Don't Tase Me, Sis!

28 July 2010 by Kári
Gawker recently reported that C.J., the young boy accused of murdering his whole family on Staten Island, had been acquitted posthumously, but not in time to stop a media frenzy surrounding this boy’s “life of rage” etc. Now, of course, everyone wants to know why everyone was so quick to blame the son, even though he’d had his throat cut like his two siblings. One of the comments struck me as particularly concise and perspicacious:
It is S.O.P. to blame the closest male when there is a murder suicide. You can always tell who did the killing in one of these cases. If the news says “Monster kills family and takes coward’s way out” it was the dude, if they say “couple killed in apparent murder-suicide” it was the woman.
This implicit bias (or differential emphasis, if you prefer) made me think of a story I read on Friday in the Danish centre-right newspaper Berlingske Tidende which reported that one in six young women have some kind of weapon in their handbag when they go out at night in Copenhagen. The story was picked up by Politiken and all the other major newspapers and completely dominated the evening news on television. Now, It’s not long since politicians in Denmark instigated a new policy regarding the possession of weapons on the streets of Copenhagen. Provoked by an alleged increase in gang violence, special control zones were set up, where anyone was subject to random search by the police, who, if they found a weapon on you, were entitled to send you to prison on the spot for up to one year, no questions asked. The press coverage of these new measures tended, as it so often does, to focus on the danger to ordinary Danish citizens posed by “unassimilated” young immigrants, who were cited as the prime reason for the recent upsurge in gang violence in the Copenhagen metropolitan area.

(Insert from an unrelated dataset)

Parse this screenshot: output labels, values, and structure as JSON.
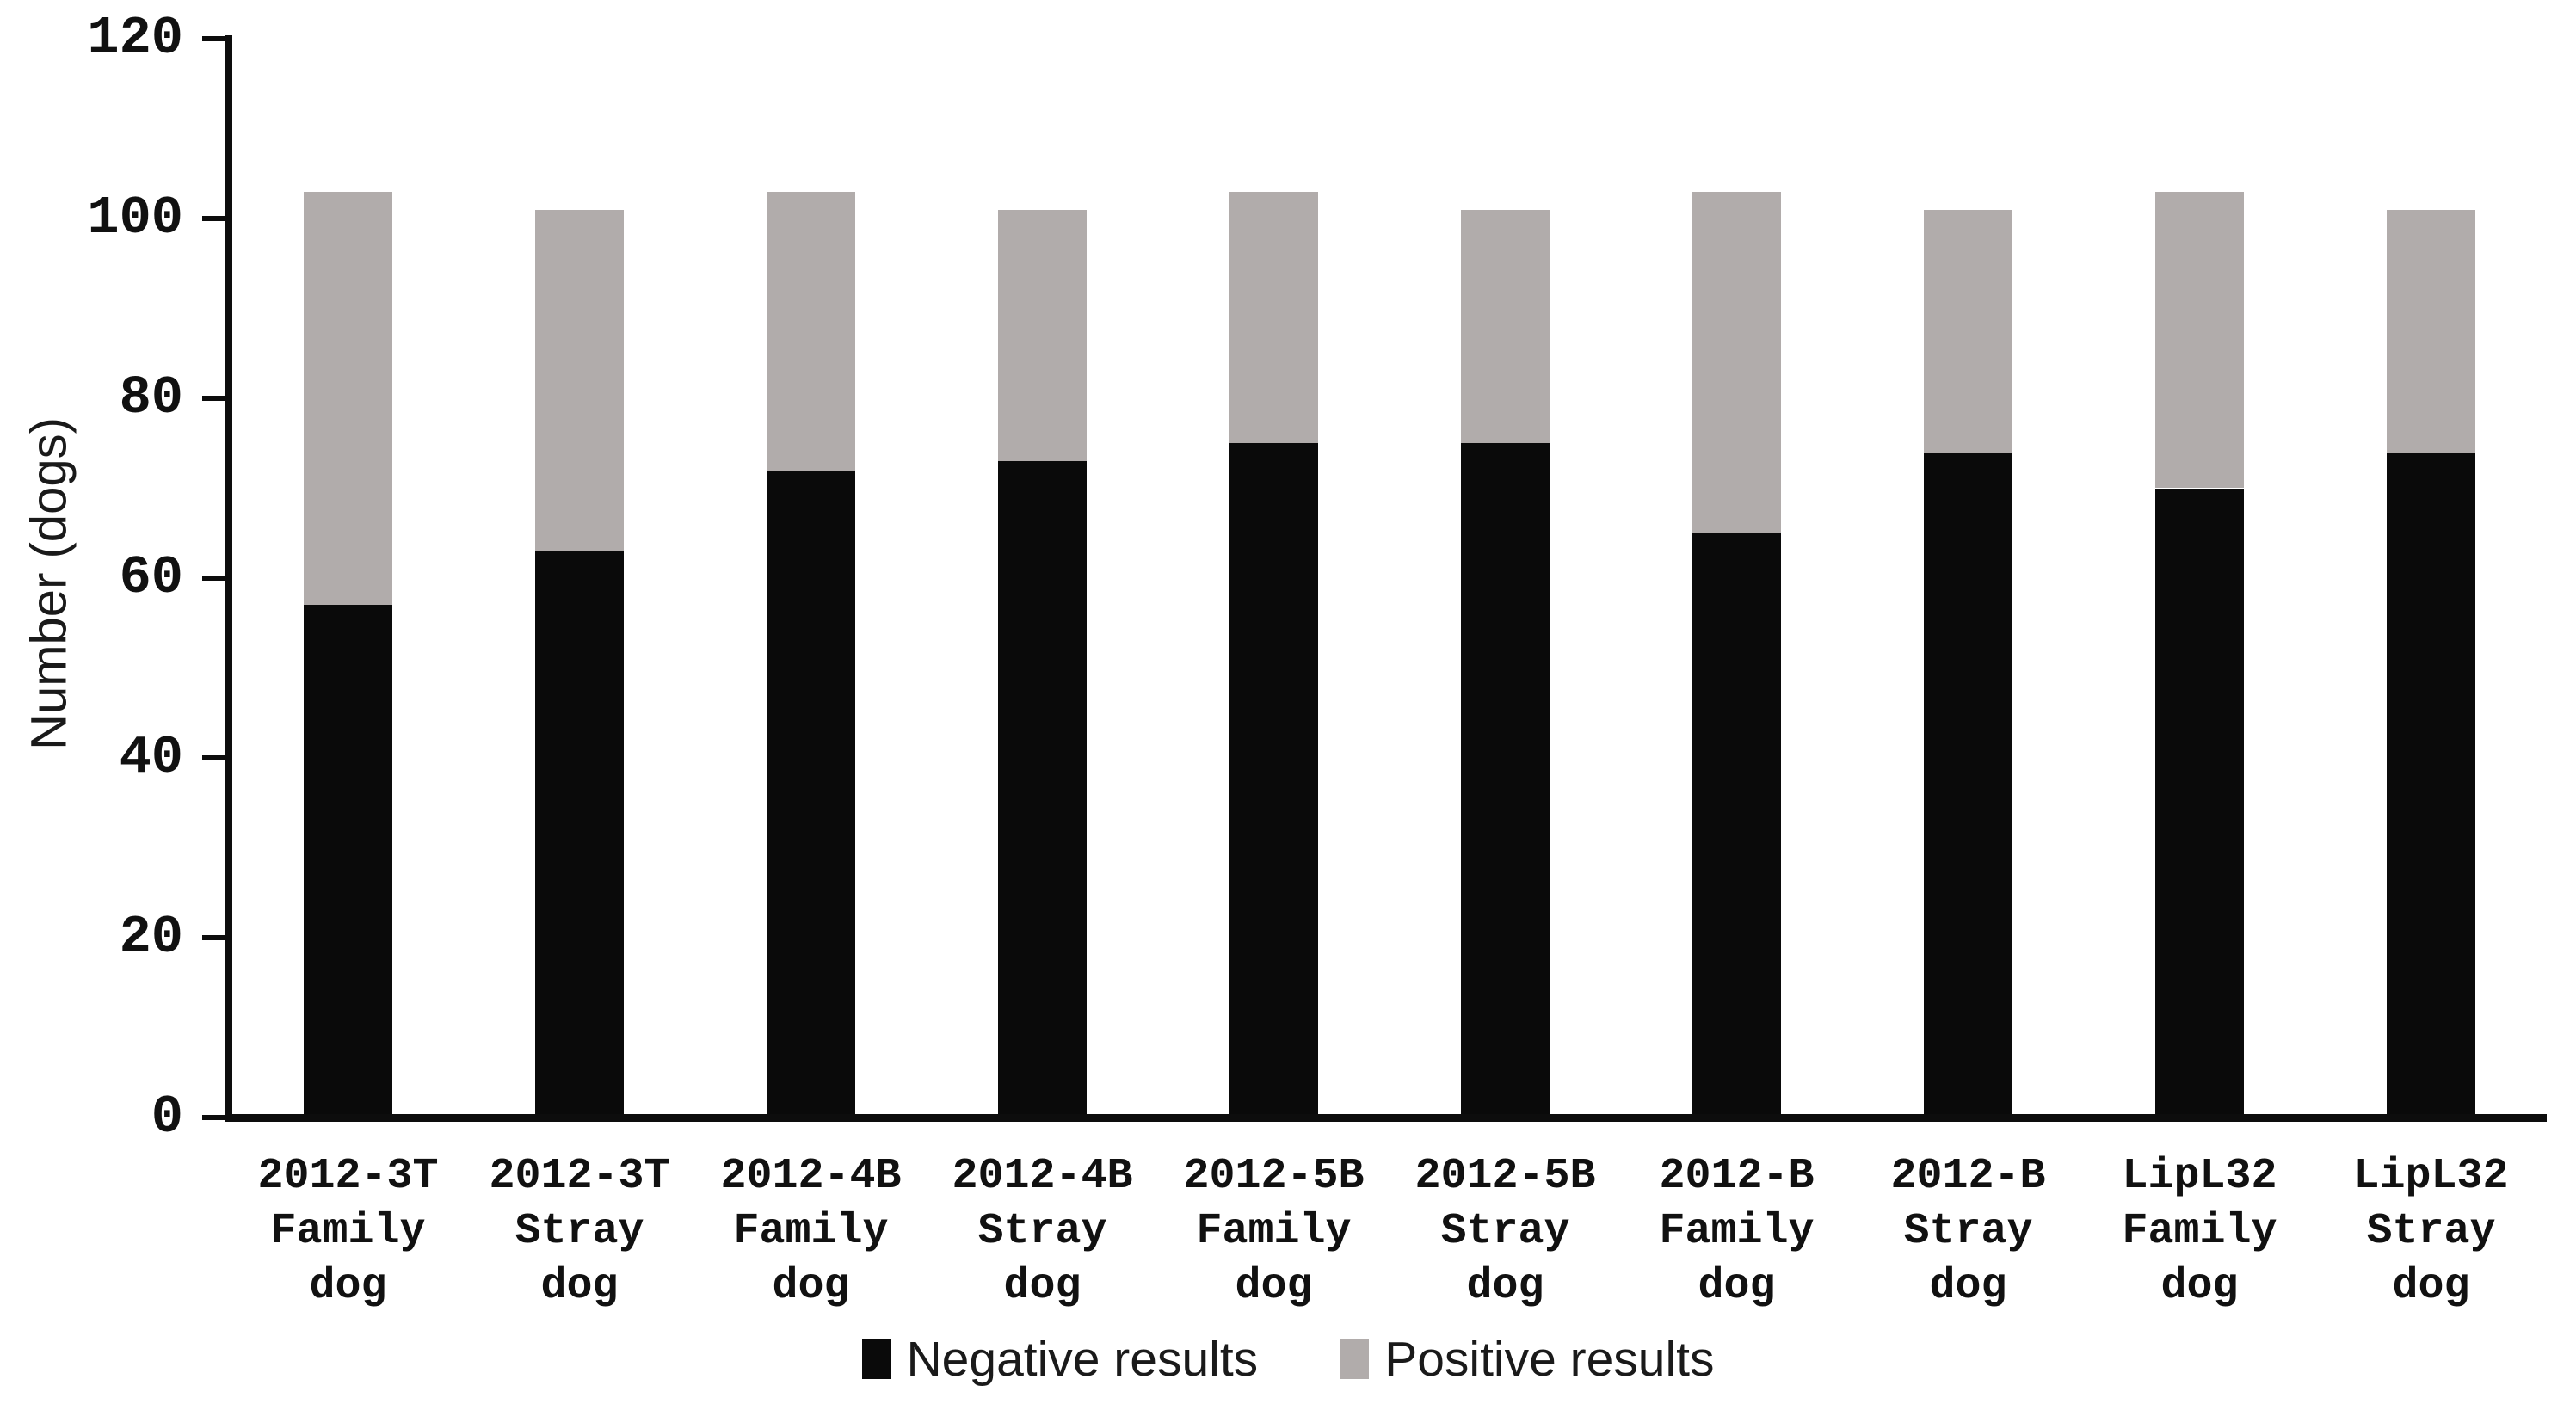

This new system of control zones has largely been a failure. By all accounts, there are still just as many knives, guns, and other weapons circulating in the Copenhagen nightlife as before, since the ones with the weapons also knew where the control zones were and thus simply avoided them from then on. I suppose you could see it another way, namely that the fact that these dangerous elements are now avoiding the spots designated as requiring special police control is a positive development, but the fact of the matter is that violent crime has simply been pushed to the outskirts of these zones.

All in all, the debate surrounding the increasing number of people armed with knives, etc. in the Copenhagen nightlife, was about how dangerous this was for ordinary unsuspecting citizens and how it should be criminalised and strictly enforced. All of which is fair enough: it is a dangerous and lamentable trend. But at no point in all of the coverage of the 1-in-6-women-are-armed story did anyone (that I could see) draw any parallels between this story and the recent crackdown on weapons in Copenhagen. Not even to suggest, say, that one reason for this is that women are afraid of the number of knives and guns that these gang-members are bringing into the night. Nor was there ever any mention of the fact that any women found carrying a Taser or a knife could go to prison for up to a year.

I’m not saying that’s even the point. It’s perfectly reasonable to assume that the dangerous elements that the new law was meant to prevent are not these same girls who feel they need to protect themselves when they go out. All I’m saying is that there are some fundamental assumptions at work here that affect the way these two armed groups are perceived and represented, when these two things are by no means unrelated.